Tensorflow使用slim工具(vgg16模型)实现图像分类与分割

接触tensorflow小白,网上教程很多,图像分类应该属于比较经典的一个例子啦,特别是google推了slim,但是网上的教程遗漏啦许多细节介绍会导致跑不出来,经过调试终于跑出来啦

结果还算可以,分享一下

我的环境,cuda8.0+cudnn5.1+python2.7

关于tensorflow,cuda+cudnn等安装推荐教程:

http://blog.csdn.net/xierhacker/article/details/53035989

整体思路就是通过训练好的vgg_16模型进行图像分类,

原图:




step01输出结果:

Probability 1.00 => [lion, king of beasts, Panthera leo]
5 things
Probability 0.00 => [collie]
5 things
Probability 0.00 => [ox]
5 things
Probability 0.00 => [baboon]
5 things
Probability 0.00 => [chow, chow chow]

很显然分类的比较正确

Step02图像分割显示效果:




工具:tensorflow slim opencv numpy 

Step01:下载vgg模型,

import sys
import os

os.environ["CUDA_VISIBLE_DEVICES"] = '0'
sys.path.append("/home/yc/models/slim")
from datasets import dataset_utils
import tensorflow as tf

url = "http://download.tensorflow.org/models/vgg_16_2016_08_28.tar.gz"

# 指定保存路径
checkpoints_dir = '/home/yc/models/checkpoints'

if not tf.gfile.Exists(checkpoints_dir):
    tf.gfile.MakeDirs(checkpoints_dir)

dataset_utils.download_and_uncompress_tarball(url, checkpoints_dir)

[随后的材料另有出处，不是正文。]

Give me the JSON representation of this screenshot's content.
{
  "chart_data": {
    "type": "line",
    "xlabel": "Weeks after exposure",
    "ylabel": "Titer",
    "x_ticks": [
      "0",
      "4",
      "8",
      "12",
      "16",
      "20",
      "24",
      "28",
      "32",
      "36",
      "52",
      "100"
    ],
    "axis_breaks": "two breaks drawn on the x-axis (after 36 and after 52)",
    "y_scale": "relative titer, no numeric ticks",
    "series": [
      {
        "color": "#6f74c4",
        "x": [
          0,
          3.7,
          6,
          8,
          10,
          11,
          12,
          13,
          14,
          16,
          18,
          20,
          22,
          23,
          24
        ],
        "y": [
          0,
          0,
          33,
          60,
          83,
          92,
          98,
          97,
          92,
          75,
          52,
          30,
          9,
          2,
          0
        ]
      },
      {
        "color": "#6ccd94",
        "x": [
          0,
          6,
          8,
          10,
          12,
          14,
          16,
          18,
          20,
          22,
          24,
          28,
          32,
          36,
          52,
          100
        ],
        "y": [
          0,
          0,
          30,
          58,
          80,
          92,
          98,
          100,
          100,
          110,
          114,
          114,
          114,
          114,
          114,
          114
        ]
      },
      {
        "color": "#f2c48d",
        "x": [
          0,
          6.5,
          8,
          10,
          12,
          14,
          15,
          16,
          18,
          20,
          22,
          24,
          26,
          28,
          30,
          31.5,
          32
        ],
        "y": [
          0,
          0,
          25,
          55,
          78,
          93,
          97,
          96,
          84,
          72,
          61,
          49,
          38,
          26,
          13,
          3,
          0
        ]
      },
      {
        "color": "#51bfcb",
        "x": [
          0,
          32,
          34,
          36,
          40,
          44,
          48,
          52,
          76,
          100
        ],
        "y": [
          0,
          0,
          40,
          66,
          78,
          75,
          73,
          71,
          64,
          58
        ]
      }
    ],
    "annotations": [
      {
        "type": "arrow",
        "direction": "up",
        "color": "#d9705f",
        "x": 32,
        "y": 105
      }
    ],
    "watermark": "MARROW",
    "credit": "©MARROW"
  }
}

Step02:图像分类 from datasets等属于下载models/slim下的文件夹,可能代码不提示,没有关系,

import sys
import os

os.environ["CUDA_VISIBLE_DEVICES"] = '0'
sys.path.append("/home/yc/models/slim")
from matplotlib import pyplot as plt
import numpy as np
import cv2 
import tensorflow as tf
from datasets import imagenet
from nets import vgg
from preprocessing import vgg_preprocessing
checkpoints_dir = '/home/yc/models/checkpoints'
slim=tf.contrib.slim
image_size=vgg.vgg_16.default_image_size
with tf.Graph().as_default():
 
    # Open specified url and load image as a string
    
    # Decode string into matrix with intensity values
    image = cv2.imread("/home/yc/1214/tiger.jpg")
    
    image=cv2.cvtColor(image, 4)
    plt.imshow(image)
    plt.suptitle("The tiger",
                    fontsize=14, fontweight='bold')
    
    plt.axis('off')
    plt.show()    
    # Resize the input image, preserving the aspect ratio
    # and make a central crop of the resulted image.
    # The crop will be of the size of the default image size of
    # the network.
    processed_image = vgg_preprocessing.preprocess_image(image,
                                                         image_size,
                                                         image_size,
                                                         is_training=False)
    
    
    # Networks accept images in batches.
    # The first dimension usually represents the batch size.
    # In our case the batch size is one.
    processed_images  = tf.expand_dims(processed_image, 0)
    
    # Create the model, use the default arg scope to configure
    # the batch norm parameters. arg_scope is a very conveniet
    # feature of slim library -- you can define default
    # parameters for layers -- like stride, padding etc.
    with slim.arg_scope(vgg.vgg_arg_scope()):
        logits, _ = vgg.vgg_16(processed_images,
                               num_classes=1000,
                               is_training=False)
    
    # In order to get probabilities we apply softmax on the output.
    probabilities = tf.nn.softmax(logits)
    
    # Create a function that reads the network weights
    # from the checkpoint file that you downloaded.
    # We will run it in session later.
    init_fn = slim.assign_from_checkpoint_fn(
        os.path.join(checkpoints_dir, 'vgg_16.ckpt'),
        slim.get_model_variables('vgg_16'))
  
    with tf.Session() as sess:
        
        # Load weights
        init_fn(sess)
        
        # We want to get predictions, image as numpy matrix
        # and resized and cropped piece that is actually
        # being fed to the network.
        network_input, probabilities = sess.run([processed_image,probabilities])
        probabilities = probabilities[0, 0:]
        sorted_inds = [i[0] for i in sorted(enumerate(-probabilities),
                                            key=lambda x:x[1])]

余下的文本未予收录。